On Saturday mornings, he likes to play soccer with his buddies. He’s also an avid reader, particularly the works of Vietnamese author Nguyen Nhat Anh.
“We have a close community here,” Tran said. “We can talk about what we are trying to do. Most of my friends know what I’m trying to do, and I know what their goals in life are.”
Kretchmar is more than a professor and a collaborator to Tran. He’s also a mentor. He often speaks to the student about the importance of occasionally getting out from behind the computer screen.
“Son has an insane work ethic,” Kretchmar said. “I’ve talked to him about work-life balance, trying to get him to relax a little.”
Rewarding journey
In the autumn of 2023, professor and pupil set sail for another scholarly adventure. They traveled to Los Angeles, where two of their AI-related papers were accepted at the Southern California NLP Symposium.
It’s milestone moments like these when Kretchmar steps back and appreciates the trail Tran is blazing.
“We’ve had plenty of students publish their work, but usually by the time they develop the expertise in the field their time is wrapping up at Denison,” Kretchmar said. “What makes this so different is Son came to me with the expertise and the ideas. He was able to do this work right away as a sophomore. You can see the growth. He’s essentially functioning as a grad student right now.”

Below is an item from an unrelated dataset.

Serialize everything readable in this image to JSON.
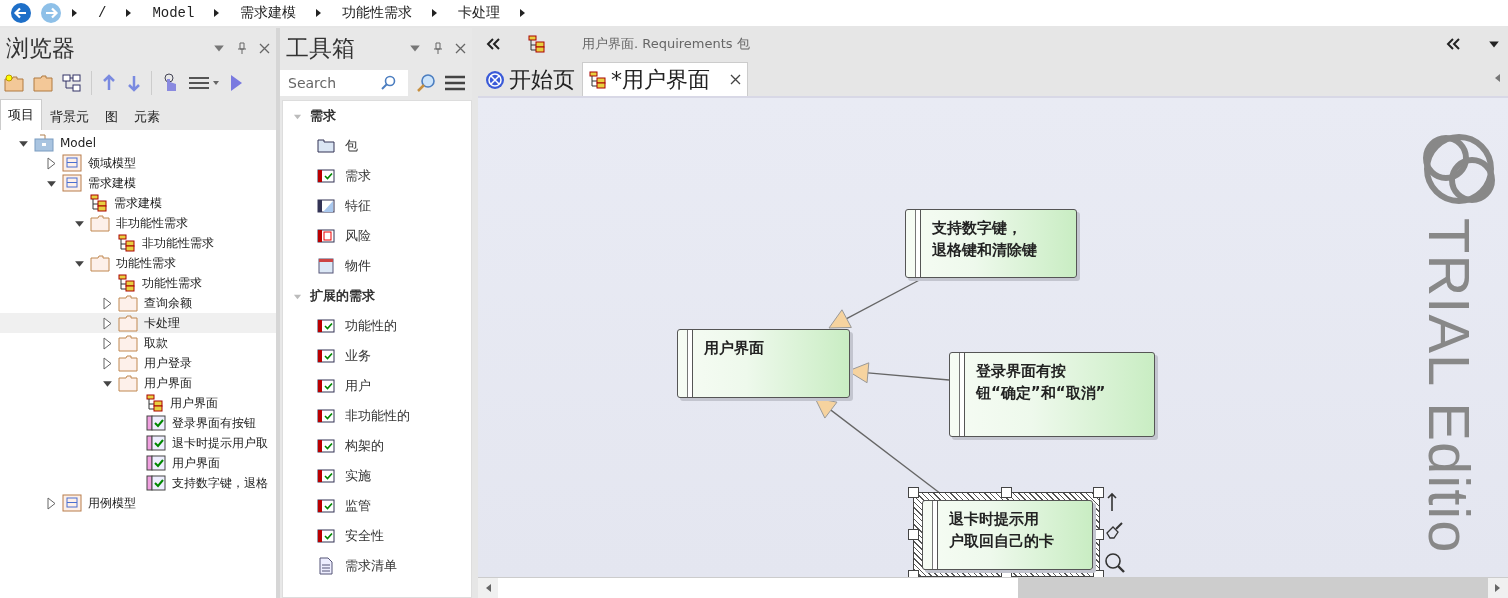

The professor estimates Tran will co-author five papers by the time he graduates. Each one has grown more sophisticated and larger in scope. And because machine learning is becoming a dominant field in AI, Kretchmar is better prepared to teach it to other students.
While Denison faculty rave about Tran’s prolific body of undergraduate work, the student is more excited about the process.
“The papers aren’t the reward, it’s the work itself,” Tran said. “I really enjoy working with this problem. I’m doing something I want to do for the next 20 or 30 years. I feel like the whole journey until now is the reward.”
The next stop is graduate school. The ultimate goal, Tran said, is to become a professor like the one who’s always believed in him and put him in a position to succeed.
“My father wants to meet Professor Kretchmar,” Tran said. “My parents have seen how I’ve matured in my time at Denison with him.”